A facial-recognition biometric chip is the first component planned for the British passport. The agency may also use a secondary biometric, such as an iris image or fingerprint, in later versions, the Home Office spokesperson says. Passports with biometric chips will first be issued "sometime" in 2005, which will in turn "build the base" for the ID card plan, the spokesperson adds.
The primary purpose of the six-month trial is to gauge public reaction to the technology, the spokesperson says.
"The trial will simulate a potential future biometric collection process," Crouch notes. After the data is collected, the volunteer will be asked to fill out an anonymous survey about the process.
The participants' biometrics will be compared against a database of anonymous iris and fingerprint images collected outside the U.K., as well as against biometrics collected during the trial, Crouch says. If no match is found, the applicant's biometrics are added and the applicant is "enrolled" in the system. All data gathered during the trial will be destroyed afterwards, Crouch says.
"Biometrics as an identification method is certainly picking up momentum and gaining in popularity, as has been seen by the U.K. Passport Office and the U.S. Department of Homeland Security," says Derek McDermott, the Director of ISL Biometrics. "Once people begin using biometrics, they will never go back to passwords, because this technology is just too easy and convenient to use."
ISL Biometrics is not working on the ID card program, but it supplies its E-SentriNet software for use in the NHS Open Exeter system, which gives patients online access to their medical records. It is also running a pilot program for the Home Office's new Security Industry Authority, which is evaluating biometric authentication technology for access to laptops and PCs.
"Biometrics is not the be-all, end-all, but it will drastically reduce the risk of identity fraud and other misuses of identity," McDermott says. However, the national database of ID card information could itself become a target of terrorists or other criminals, he notes.
"The government would have to make sure the data is held securely and would have to build a perimeter around that type of environment," McDermott says.
Unlike the government's biometric passport test, the technology ISL Biometrics uses doesn't store biometric images of a person's fingerprint, iris, or face.
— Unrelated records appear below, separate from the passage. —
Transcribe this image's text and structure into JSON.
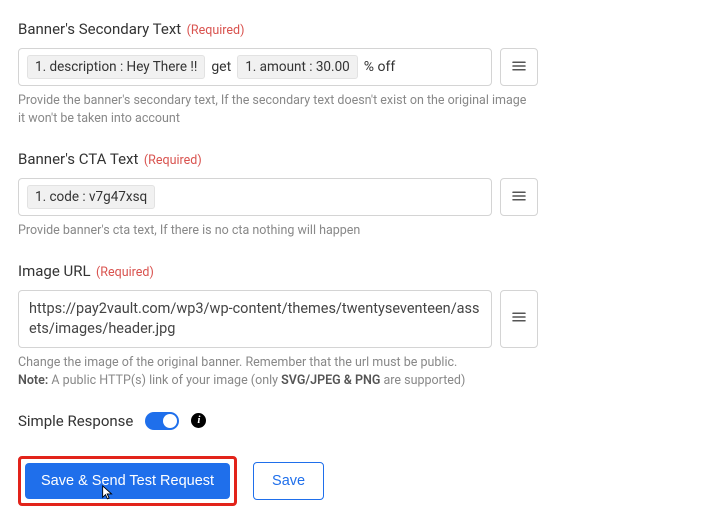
{
  "fields": {
    "secondary": {
      "label": "Banner's Secondary Text",
      "required_text": "(Required)",
      "token_desc": "1. description : Hey There !!",
      "mid_text": "get",
      "token_amount": "1. amount : 30.00",
      "tail_text": "% off",
      "help": "Provide the banner's secondary text, If the secondary text doesn't exist on the original image it won't be taken into account"
    },
    "cta": {
      "label": "Banner's CTA Text",
      "required_text": "(Required)",
      "token_code": "1. code : v7g47xsq",
      "help": "Provide banner's cta text, If there is no cta nothing will happen"
    },
    "image": {
      "label": "Image URL",
      "required_text": "(Required)",
      "value": "https://pay2vault.com/wp3/wp-content/themes/twentyseventeen/assets/images/header.jpg",
      "help_line1": "Change the image of the original banner. Remember that the url must be public.",
      "help_note_label": "Note:",
      "help_note_pre": " A public HTTP(s) link of your image (only ",
      "help_note_formats": "SVG/JPEG & PNG",
      "help_note_post": " are supported)"
    }
  },
  "simple": {
    "label": "Simple Response",
    "toggled": true,
    "info_char": "i"
  },
  "buttons": {
    "primary": "Save & Send Test Request",
    "secondary": "Save"
  }
}
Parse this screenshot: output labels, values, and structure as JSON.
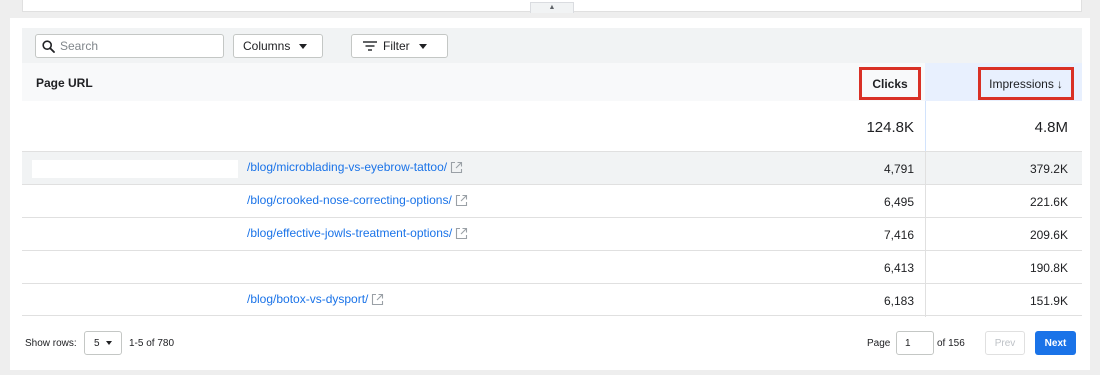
{
  "top_panel": {
    "expand_glyph": "▲"
  },
  "toolbar": {
    "search_placeholder": "Search",
    "columns_label": "Columns",
    "filter_label": "Filter"
  },
  "table": {
    "headers": {
      "url": "Page URL",
      "clicks": "Clicks",
      "impressions": "Impressions"
    },
    "sort_indicator": "↓",
    "totals": {
      "clicks": "124.8K",
      "impressions": "4.8M"
    },
    "rows": [
      {
        "url": "/blog/microblading-vs-eyebrow-tattoo/",
        "clicks": "4,791",
        "impressions": "379.2K"
      },
      {
        "url": "/blog/crooked-nose-correcting-options/",
        "clicks": "6,495",
        "impressions": "221.6K"
      },
      {
        "url": "/blog/effective-jowls-treatment-options/",
        "clicks": "7,416",
        "impressions": "209.6K"
      },
      {
        "url": "",
        "clicks": "6,413",
        "impressions": "190.8K"
      },
      {
        "url": "/blog/botox-vs-dysport/",
        "clicks": "6,183",
        "impressions": "151.9K"
      }
    ]
  },
  "pagination": {
    "show_rows_label": "Show rows:",
    "rows_per_page": "5",
    "range_text": "1-5 of 780",
    "page_label": "Page",
    "current_page": "1",
    "of_pages": "of 156",
    "prev_label": "Prev",
    "next_label": "Next"
  },
  "colors": {
    "link": "#1a73e8",
    "highlight_border": "#d93025",
    "sorted_column_bg": "#e8f0fe",
    "next_button": "#1a73e8"
  }
}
Instead, it records about 60 points of interest in the scan and creates a digital template.
Apart from the technology concerns, the program is drawing concern from groups such as the Law Society, the professional body for lawyers in England and Wales. Members suggest it is too wide-reaching, and that the Home Office hasn't proved it would stop identity fraud.
"The Government has failed to show that similar schemes in other countries have helped to reduce identity fraud. Indeed, in the U.S., the universal use of Social Security Numbers--a scheme not unlike the one the U.K. government is proposing--has led to a huge growth in identity fraud," the Law Society writes in its official response to the program.
"Despite a compulsory identity card scheme, France continues to battle problems such as illegal working, illegal immigration and identity fraud--the very things the Home Office hopes to address with identity cards. If an identity card has not eliminated these challenges in France, what makes the Home Office believe that these problems can be resolved with an identity card scheme in the U.K.?" the Law Society asks.